I received copies of this book for free and was compensated for an honest review. This post may contain affiliate links.
If you’ve been following my blog, you’ve noticed all the cool chemistry experiments we’ve been doing. I have been teaching my younger two kids elementary-level chemistry and my older two kids high school chemistry. I had all four of my kids color one element per day in The Periodic Table of Elements Coloring Book, and we learned a lot about each element!
This chemistry coloring book has one element per page: one side lists bullet points to help us find out about that element, and the other side is a coloring page about that element. By coloring the pictures, you cement in your mind visually what each element is all about. Even though I aced my high school chemistry class years ago, I never learned all the elements so up-close like this!
Here is a video where I explain how I used the book:
I read the bulleted list for one element each day, and it took less than five minutes. While I read the page, the kids colored the coloring page. We located each element on the Periodic Table at the front of the book, and we became familiar with each element as the days went by.
The day we studied Neon, we were driving around in the car, and my 9-year-old daughter pointed to a Neon sign and shouted, “Neon! Atomic number 10! Let’s find more Neon signs, Mom!” She would never have known that Neon was atomic number 10 if we hadn’t studied it that day. The coloring book caused my elementary-aged daughter to become familiar with elements, and she wanted to play games trying to find those elements. She screamed with joy when she recognized the first Neon sign after having colored it in her book earlier that day.

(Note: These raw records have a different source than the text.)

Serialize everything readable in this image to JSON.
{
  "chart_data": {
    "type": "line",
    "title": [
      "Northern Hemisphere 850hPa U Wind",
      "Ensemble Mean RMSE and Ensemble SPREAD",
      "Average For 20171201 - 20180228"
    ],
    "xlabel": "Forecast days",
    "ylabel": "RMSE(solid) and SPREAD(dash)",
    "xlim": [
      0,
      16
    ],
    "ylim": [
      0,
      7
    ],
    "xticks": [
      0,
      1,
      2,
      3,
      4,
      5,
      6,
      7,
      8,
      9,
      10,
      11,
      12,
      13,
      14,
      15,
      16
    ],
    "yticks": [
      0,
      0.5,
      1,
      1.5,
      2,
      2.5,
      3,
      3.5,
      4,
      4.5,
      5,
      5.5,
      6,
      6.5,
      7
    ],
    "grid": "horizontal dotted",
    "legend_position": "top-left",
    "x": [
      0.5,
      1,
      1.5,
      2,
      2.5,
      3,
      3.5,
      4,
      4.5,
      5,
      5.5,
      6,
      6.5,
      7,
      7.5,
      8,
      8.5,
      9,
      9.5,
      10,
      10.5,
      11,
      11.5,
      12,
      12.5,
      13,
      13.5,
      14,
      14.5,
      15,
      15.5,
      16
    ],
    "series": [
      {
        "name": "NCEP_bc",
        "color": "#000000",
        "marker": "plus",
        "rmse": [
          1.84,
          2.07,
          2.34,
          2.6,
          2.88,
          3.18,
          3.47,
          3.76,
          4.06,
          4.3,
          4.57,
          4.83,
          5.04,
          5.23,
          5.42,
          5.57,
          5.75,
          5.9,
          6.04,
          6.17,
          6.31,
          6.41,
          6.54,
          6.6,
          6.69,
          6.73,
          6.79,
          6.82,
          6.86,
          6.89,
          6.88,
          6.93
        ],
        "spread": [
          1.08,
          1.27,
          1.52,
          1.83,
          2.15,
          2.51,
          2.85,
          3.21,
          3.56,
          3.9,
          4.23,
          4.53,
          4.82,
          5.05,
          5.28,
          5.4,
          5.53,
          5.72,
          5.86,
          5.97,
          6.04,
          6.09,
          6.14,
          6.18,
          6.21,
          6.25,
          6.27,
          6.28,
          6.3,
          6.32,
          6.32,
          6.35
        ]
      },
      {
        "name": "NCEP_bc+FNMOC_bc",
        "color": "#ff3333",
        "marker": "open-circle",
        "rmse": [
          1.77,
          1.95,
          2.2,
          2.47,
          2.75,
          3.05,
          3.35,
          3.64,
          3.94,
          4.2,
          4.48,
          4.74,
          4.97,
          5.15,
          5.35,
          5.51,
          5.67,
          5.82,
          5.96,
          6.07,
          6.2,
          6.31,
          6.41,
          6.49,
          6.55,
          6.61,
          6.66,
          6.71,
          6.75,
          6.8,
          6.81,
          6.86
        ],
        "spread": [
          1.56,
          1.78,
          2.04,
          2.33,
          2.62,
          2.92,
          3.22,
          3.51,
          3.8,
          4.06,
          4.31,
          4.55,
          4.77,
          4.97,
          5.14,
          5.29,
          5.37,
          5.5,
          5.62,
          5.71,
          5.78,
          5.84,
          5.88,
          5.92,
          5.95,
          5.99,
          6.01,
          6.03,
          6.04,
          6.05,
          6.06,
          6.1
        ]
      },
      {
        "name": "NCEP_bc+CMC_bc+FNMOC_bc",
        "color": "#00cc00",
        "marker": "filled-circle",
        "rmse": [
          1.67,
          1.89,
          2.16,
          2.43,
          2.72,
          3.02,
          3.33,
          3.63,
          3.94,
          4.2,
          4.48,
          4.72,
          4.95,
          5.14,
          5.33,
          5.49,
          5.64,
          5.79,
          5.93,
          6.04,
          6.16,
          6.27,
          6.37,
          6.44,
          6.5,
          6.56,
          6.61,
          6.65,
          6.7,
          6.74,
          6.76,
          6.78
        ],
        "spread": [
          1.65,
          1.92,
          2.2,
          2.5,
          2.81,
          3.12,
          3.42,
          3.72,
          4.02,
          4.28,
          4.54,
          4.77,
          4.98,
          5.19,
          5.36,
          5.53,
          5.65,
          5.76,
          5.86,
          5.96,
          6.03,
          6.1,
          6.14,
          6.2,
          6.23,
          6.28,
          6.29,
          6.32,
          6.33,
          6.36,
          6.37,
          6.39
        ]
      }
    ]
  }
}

For my high school-level students, you never really get the chance to become familiar with elements like this during a chemistry course. Because my high school students had done one simple coloring page a day, they internalized the lighter and heavier elements in their minds. For example, Hydrogen is atomic #1, and it is the lightest element. When we were halfway through the coloring book, we knew that the elements that we were familiar with were the lighter elements. The unfamiliar elements were on the bottom half of the chart. Each number goes up in atomic mass (or weight), so when my high school-level students were trying to find an element on the Periodic Table, they located the elements a lot more quickly because of their familiarity with each element. Like I said, we located one element on the chart per day as we colored the elements.
There is plenty of time during a school year to take it one element per day rather than just rushing through them. We also tried to locate those elements in real life each day when we could. For example, Sodium is present in table salt, so you can have a salt shaker in front of you as you read the Sodium page. We found some more elements in our rocks and minerals collection. When you study Helium, why not go to a party store and buy a Helium balloon to celebrate that element, which is obviously lighter than air!
There are no drawbacks from this chemistry coloring book aside from a few typos which are common in all books and don’t detract from the great content. Also, the book only covers the first 56 elements, and elements 72-86, which are the most common elements. I’m fine with that. We LOVED the book, and I highly recommend it for all the reasons I’ve mentioned.
After going through The Periodic Table of Elements Coloring Book, whenever we watch a show that mentions any element on the Periodic Table, we know what the show is talking about. Because we are more knowledgeable about the elements, my kids are confident in their study of chemistry.